Unfortunately, in the case of TN, having teeth out will not stop the pain, as many people have found to their cost. TN is often misdiagnosed as severe toothache or an abscess and it has been known for sufferers to have teeth extracted unnecessarily.
Many sufferers find it easiest to eat food that doesn’t require chewing, e.g. soups, mashed potato, rice dishes, sauces, paté, mince dishes, pasta dishes, stewed meat or fruit that just melts in the mouth, light fish dishes that flakes into small shreds, scrambled egg, stewed fruit, custard, and rice pudding. Blending food is an excellent option too. Vitamin and mineral enriched drinks, such as Complan, are a good way of ensuring you receive the daily dosage of vitamins. Straws may help. Timing eating when the medicines are working best. E.g. is it easier to eat two hours after meds.
All treatments recommended by TNA UK are endorsed by the Association’s Medical Advisory Board. This is not so in the case of PainShield. We are unable to comment on any treatment that has not undergone randomised control trials (RCTs) because to do so might give TN sufferers false hope. If and when there is any information to say that this, or any other treatment is effective, we will publicise details on our website and in our newsletters.

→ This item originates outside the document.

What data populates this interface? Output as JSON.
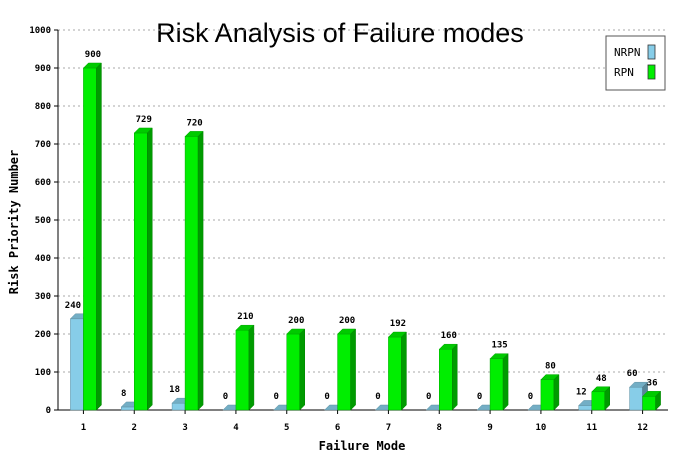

The manufacturers of TENS machines consider that it is not practical to carry out clinical trials on the usefulness of TENS for TN, owing to the unpredictable nature and onset of TN. Therefore, there is lack of evidence on which to base any views. There is slight evidence for the possible usefulness of TENS in Post-herpetic Neuralgia (PHN) and it cannot be ruled out that TENS may also help with other conditions. However, our Medical Advisory Board does not recommend the use of TENS machines for people with classical TN, because the lack of clinical trials and evidence to-date mean that the outcomes are unknown.
So far as safety is concerned, the manufacturers’ website carries warnings about using TENS across the front of the head and over the eyes. They have stated that, “there is certainly a risk of optical nerve damage if TENS pads are actually placed on the eyelid and transcranial current can affect the vestibular nerve, inducing nausea and loss of balance.” However, they state that they “are aware that TENS has been used for TN on one side of the face with one electrode placed on the jaw hinge, and one on the chin or cheek”.
As TN is such a difficult and complex condition, TNA UK always places great emphasis on effective clinical trials of medication, surgeries and treatments of any kind. Outcomes need to be predictable with a good degree of accuracy because there is always the danger of making the situation worse, or creating new problems.
TENS machines do not, therefore, meet our criteria. There are specific warnings about placing TENS electrodes on particular parts of the face, as explained above, and the results of placement anywhere on the face are uncertain. For that reason, we would not recommend their use, and the cost of the equipment is a further consideration when no positive results can be guaranteed.